When one day when it is completed, then it will be the time to re-do. But the specific angles & areas I want to accent with views worth waiting for the slow train. I remember riding that Silverton train up the steep parts, looking out the open gondola (with a roof) feeling a blast of sand in my face and hearing the wheels slipping while watching the set of 3 driving wheels. After watching this on video, and finally being there, I will be forever compelled to remember leaning forward to remain level while climbing those hills. More soon, thx for watching.


----------



## MaicoDoug (10 mo ago)

It looks like no combination of 15" radius track will fit into a 60" x 49" area to perform an "S" shape as shown in my hand drawing. Now if I had the software, ya ya ya. Flex track will need to be attempted to try 14 - 13" radius. The loco will need to be tested initially. Or, I will loose a whole lot of potential scenery. More soon.


----------



## MaicoDoug (10 mo ago)

I've put in Apx. 20 hours since the last post working on the layout & also becoming versed at cutting 2" purple foam. Working on some of the rock structures that will be part of the Silverton - Durango route. I've decided to run a 0 - 4 - 0 which is one of Rivarossi's more common steamers. When testing on some flex track bent down to a 14" radius, the 0 - 4 - 0 engine went right through at a foot / sec. Then the same test with a shortie ore car, 30 foot I think, also went well. I wanted to show this testing, but I believe you get the idea. Once I have more of these rock structures roughly in place, there will be more testing with newly laid track in place. I've discovered that "T" pins work great holding HO track in place for running engines and stock. A 6% grade will be attempted on the D/S mountain line. (A 6 inch rise in a length of 100 inches of linear track length). There are multiple places to employ the one leg trestle design. This style had to be the most temporary design (refer to that b/w picture) to lay track, albeit; narrow gauge. The mainline, will be a regulation prototype road. Just really, really old & isolated. I've been thinking 1880 to the early 1900s period. So with testing the slip, the big boy went through everytime, around the corner I mean. Need to test some lightweight stock and really see. 

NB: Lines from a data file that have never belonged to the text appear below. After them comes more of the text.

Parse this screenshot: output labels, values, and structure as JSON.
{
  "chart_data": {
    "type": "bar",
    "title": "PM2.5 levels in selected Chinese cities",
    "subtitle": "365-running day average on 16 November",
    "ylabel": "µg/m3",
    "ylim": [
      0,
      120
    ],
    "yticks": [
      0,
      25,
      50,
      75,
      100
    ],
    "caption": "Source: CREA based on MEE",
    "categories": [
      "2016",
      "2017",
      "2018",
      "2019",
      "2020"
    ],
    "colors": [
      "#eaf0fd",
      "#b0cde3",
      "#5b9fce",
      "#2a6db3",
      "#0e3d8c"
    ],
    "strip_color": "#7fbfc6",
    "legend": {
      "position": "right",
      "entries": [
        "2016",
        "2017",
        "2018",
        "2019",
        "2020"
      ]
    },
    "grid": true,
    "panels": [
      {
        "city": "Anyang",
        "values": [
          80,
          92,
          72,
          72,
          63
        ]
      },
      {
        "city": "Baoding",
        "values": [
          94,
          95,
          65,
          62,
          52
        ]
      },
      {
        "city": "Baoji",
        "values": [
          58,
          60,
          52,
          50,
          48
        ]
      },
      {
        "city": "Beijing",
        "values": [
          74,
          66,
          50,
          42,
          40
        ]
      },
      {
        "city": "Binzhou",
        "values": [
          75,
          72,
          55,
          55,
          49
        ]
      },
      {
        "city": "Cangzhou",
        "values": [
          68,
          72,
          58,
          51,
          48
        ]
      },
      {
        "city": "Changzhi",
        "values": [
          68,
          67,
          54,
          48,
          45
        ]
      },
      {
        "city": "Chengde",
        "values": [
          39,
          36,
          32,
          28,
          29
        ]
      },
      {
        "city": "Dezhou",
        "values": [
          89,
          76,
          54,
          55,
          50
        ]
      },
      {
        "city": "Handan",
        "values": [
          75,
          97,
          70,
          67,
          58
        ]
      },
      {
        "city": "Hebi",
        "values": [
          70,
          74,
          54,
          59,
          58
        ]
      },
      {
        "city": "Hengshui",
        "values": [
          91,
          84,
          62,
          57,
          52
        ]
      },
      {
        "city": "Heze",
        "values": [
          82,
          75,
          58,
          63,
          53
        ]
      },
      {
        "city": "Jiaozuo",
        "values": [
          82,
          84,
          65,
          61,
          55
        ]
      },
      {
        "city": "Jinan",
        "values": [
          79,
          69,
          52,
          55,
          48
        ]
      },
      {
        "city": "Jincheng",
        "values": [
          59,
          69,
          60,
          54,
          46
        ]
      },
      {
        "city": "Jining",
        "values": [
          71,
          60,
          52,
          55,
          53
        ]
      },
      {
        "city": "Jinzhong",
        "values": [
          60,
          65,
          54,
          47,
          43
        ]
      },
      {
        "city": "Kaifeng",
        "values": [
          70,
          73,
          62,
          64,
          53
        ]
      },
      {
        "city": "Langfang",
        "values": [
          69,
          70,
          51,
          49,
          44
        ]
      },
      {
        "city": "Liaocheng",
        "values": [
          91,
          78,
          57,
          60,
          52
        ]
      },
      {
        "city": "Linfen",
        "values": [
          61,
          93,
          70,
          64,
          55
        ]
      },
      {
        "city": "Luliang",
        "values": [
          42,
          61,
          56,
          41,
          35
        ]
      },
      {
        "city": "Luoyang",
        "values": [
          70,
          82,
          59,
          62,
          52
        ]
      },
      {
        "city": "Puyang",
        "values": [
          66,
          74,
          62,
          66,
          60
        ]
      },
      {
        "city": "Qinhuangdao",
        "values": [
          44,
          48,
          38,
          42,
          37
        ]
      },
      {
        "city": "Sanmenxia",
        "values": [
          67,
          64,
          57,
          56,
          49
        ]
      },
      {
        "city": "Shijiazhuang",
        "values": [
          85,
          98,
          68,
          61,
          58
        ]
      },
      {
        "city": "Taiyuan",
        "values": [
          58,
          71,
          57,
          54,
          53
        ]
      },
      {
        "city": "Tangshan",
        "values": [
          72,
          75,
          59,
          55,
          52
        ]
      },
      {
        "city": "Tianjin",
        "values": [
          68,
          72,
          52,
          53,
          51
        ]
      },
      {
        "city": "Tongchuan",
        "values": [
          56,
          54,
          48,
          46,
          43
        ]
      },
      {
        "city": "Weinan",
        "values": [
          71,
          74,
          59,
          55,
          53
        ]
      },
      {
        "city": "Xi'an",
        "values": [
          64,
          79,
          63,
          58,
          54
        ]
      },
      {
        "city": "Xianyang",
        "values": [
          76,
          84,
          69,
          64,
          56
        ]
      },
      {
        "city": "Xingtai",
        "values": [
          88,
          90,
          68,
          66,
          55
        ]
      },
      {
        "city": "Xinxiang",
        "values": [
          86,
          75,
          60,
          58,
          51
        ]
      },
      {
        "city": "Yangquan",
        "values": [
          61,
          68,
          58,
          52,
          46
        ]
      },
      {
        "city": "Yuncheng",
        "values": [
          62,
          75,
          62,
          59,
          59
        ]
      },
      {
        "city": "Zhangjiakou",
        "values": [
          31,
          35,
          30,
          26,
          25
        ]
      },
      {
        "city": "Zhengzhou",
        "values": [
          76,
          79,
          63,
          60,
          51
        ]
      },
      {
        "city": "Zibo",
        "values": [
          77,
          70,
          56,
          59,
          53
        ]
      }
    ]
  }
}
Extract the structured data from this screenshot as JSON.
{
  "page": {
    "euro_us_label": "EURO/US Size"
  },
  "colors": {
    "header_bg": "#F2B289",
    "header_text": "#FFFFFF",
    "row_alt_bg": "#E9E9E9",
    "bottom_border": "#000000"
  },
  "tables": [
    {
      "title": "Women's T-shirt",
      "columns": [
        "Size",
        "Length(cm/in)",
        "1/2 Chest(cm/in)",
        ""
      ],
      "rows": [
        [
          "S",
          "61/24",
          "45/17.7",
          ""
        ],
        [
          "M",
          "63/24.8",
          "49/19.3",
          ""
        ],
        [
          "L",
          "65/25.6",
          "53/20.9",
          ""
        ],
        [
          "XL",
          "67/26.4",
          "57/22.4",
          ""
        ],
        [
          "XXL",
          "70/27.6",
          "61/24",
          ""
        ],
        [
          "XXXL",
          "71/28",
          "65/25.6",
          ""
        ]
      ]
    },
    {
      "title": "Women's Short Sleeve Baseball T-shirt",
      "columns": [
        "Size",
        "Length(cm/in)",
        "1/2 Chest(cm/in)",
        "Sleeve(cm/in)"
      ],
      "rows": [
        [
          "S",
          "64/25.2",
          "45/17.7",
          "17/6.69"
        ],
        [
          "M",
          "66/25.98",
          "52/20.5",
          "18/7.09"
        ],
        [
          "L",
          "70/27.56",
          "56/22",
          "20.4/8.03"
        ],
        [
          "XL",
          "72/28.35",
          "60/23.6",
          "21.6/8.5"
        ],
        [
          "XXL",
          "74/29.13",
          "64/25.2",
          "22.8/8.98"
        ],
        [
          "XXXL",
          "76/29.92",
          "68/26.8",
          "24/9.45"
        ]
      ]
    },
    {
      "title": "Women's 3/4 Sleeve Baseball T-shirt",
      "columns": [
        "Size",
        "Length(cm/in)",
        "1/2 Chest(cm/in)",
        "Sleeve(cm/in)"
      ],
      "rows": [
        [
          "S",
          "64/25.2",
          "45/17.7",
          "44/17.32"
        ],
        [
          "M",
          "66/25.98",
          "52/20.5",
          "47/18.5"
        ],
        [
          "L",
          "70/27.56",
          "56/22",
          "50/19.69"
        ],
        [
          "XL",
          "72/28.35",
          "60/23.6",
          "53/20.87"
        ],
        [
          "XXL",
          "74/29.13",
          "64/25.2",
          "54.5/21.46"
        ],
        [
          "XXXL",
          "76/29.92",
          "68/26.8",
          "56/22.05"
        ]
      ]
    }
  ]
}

So far the foam is not so bad, not a whole lot of dust so far. Ask me when I start the sanding part. A long blade box type knife works well except when the blade fractures where it's indented. And the blades are not replaceable, or as so far I'm failing to figure it out. The foam cuttings are less of a debris problem when done by hand, just dangerous as heck. But alas.....I've found a 12 inch long sawzall blade that works great even at medium speed on a big 'ole Rayobe rechargeable sawzall. Around corners too. 3 inch radius. I'm learning. But I know my geology and I pray that I can do with my hands what I see with my eyes. About half of everything is marked out, & all of the track. 

More soon, w/ pics.
- Doug


----------



## MaicoDoug (10 mo ago)

From the foam machinist....










I of course had to employ the correct weight.



















Monochrome just fails to contrast, but that's what paint is for. Been putt'in a couple of hours each day. Working with 2 inch board only for right now. I found out one cool thing, if when attempting to make a cut, the 2" foam board when forced will "cleave" and leave some very interesting separation marks looking like the real deal. Look at the middle "slab" edge above. Flex track and a 0-4-0 steamer will be the saving grace in this design requiring tight turns with a radius of 14". Testing went well pulling some 32 foot hoppers with the flex track anchored with some T pins to the foam board, however installation of the actual track will afford reality. So time will tell.


----------